Deployment frequency is a valuable indicator of DevOps efficiency, developer capabilities, dev tool effectiveness as well as response time and above all team cohesiveness. This metric usually has very low variability and is easy to measure. Crucially, deployment frequency deals with production as opposed to staging environments. This means that you are measuring the real world value of your updates to end users; not what you planned or intended to deploy but for some reason did not.
Lead Time for Changes
The lead time for changes is most commonly defined as the time needed for committed code to start running successfully in production. This stat speaks to the health and efficiency of your deployment pipeline. To work out your lead time for changes, you first need to note the exact time when each revision was started in AWS CodePipeline. As soon as the final action of the deployment pipeline is run for that revision, update the row with this timestamp.
Comparing these two times will give you the lead time for changes. One LTC does not provide a lot of information when viewed in isolation, but averaging these numbers over a longer period of time can provide valuable insight. There are a lot of factors that can affect your lead time for changes, including your amount of technical debt, code and architecture complexity as well as the overall competence of your team and quality of teamwork. As it takes so many different variables into account, it is one of the most holistic metrics out there. If your lead time for changes is too long, this is probably a sign that you have a weak link somewhere in your development chain.
Restore Service Time
Also known as MTTR, or mean time to recover, this metric lets you know how much time, on average, it takes to restore services after they go down. The most common way of obtaining this data in AWS is to test key use cases in production by running automated synthetic tests. Any resulting failures are then captured, and we can track how long it takes for the same test to run successfully.

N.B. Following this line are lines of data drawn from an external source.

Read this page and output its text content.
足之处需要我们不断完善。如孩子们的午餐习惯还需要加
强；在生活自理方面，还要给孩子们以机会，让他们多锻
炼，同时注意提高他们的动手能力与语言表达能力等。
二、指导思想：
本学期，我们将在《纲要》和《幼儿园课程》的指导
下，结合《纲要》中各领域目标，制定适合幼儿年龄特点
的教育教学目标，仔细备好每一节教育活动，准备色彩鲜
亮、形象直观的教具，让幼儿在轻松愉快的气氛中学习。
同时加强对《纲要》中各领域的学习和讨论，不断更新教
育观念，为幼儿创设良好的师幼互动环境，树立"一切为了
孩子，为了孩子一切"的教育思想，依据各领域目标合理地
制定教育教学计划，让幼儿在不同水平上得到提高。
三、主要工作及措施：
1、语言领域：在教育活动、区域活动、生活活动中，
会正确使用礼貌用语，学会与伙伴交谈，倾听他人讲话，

Other than letting you know how quickly your system can heal itself, MTTR is also a great learning tool. Collaboration is at the core of DevOps culture, and having your entire team work together to repair failures, introduce better tests and repair broken software will improve overall cooperation, quality and team confidence. As your DevOps maturity grows, you should expect to see diminishing MTTRs.
Change Fail Percentage
A failed deploy is most commonly defined as one that results in degraded or impaired service that requires immediate correction. The remediation can be in the form of a rollback, fix-forward or a patch. It is important to note that changes that fail to deploy are not viewed as change fails, as they do not represent systemic failures.
The change failure rate is a measure of what percentage of changes result in failure. It answers the questions “what percentage of deployments result in broken builds or service outages?”. To have a complete change failure rate, you need to track each deployment and note whether it was successful or not. By doing this, you will have insight into the ratio of successful to broken deployments to production.

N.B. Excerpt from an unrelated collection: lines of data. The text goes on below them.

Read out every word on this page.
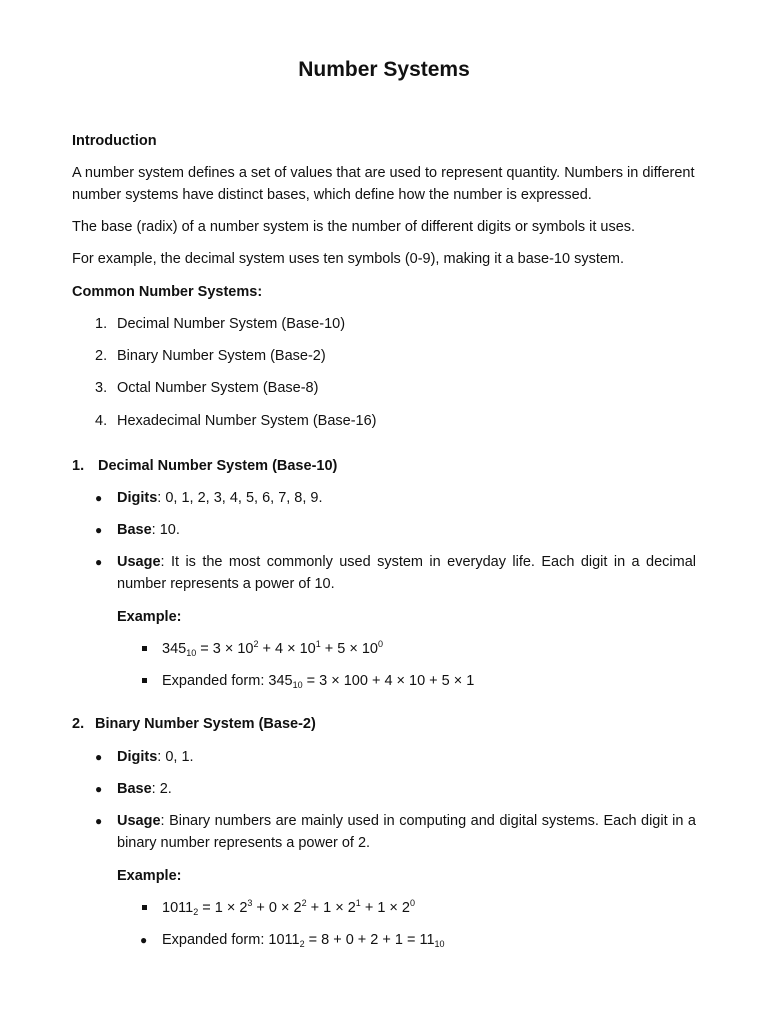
Number Systems

Introduction

A number system defines a set of values that are used to represent quantity. Numbers in different number systems have distinct bases, which define how the number is expressed.

The base (radix) of a number system is the number of different digits or symbols it uses.

For example, the decimal system uses ten symbols (0-9), making it a base-10 system.

Common Number Systems:

1. Decimal Number System (Base-10)
2. Binary Number System (Base-2)
3. Octal Number System (Base-8)
4. Hexadecimal Number System (Base-16)
1. Decimal Number System (Base-10)
● Digits: 0, 1, 2, 3, 4, 5, 6, 7, 8, 9.
● Base: 10.
● Usage: It is the most commonly used system in everyday life. Each digit in a decimal number represents a power of 10.
Example:
$345_{10} = 3 \times 10^2 + 4 \times 10^1 + 5 \times 10^0$
Expanded form: $345_{10} = 3 \times 100 + 4 \times 10 + 5 \times 1$
2. Binary Number System (Base-2)
● Digits: 0, 1.
● Base: 2.
● Usage: Binary numbers are mainly used in computing and digital systems. Each digit in a binary number represents a power of 2.
Example:
$1011_2 = 1 \times 2^3 + 0 \times 2^2 + 1 \times 2^1 + 1 \times 2^0$
● Expanded form: $1011_2 = 8 + 0 + 2 + 1 = 11_{10}$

The change failure rate is inversely related to the quality of your DevOps process. If you note a consistently high or rising failure rate, this is a clear indication of serious problems in the overall DevOps effort. A DORA report from 2018 states that top performers have a change failure rate of 0-15%, while low performers range from 46% to 60%.
Metrics to Avoid
While the four metrics above will help you assess and improve your DevOps culture and structures, there are plenty of metrics out there that could cause more harm than good. When transitioning to DevOps some traditional metrics become obsolete. An example of this is the Mean Time Between Failures (MTBF), due to the increased frequency of deliveries. Failures are to be expected, and should not drive your business decisions.
Conflict metrics should also be avoided, because they tend to promote individual contributions as opposed to team performance, and can even result in teams being pitted against each other. Some examples of this are ranking employees based on broken builds and rewarding high performers who do not collaborate.
The final type of metrics to avoid in DevOps is commonly known as vanity metrics, as they promote speed or quantity over quality and value. Examples of this are any metrics that capture the length of code deployed, the number of bugs reported and fixed or the speed of new commits. It is easy to fall into the habit of collecting a metric just because it is easy, but this can lead to negative behaviors and misleading information.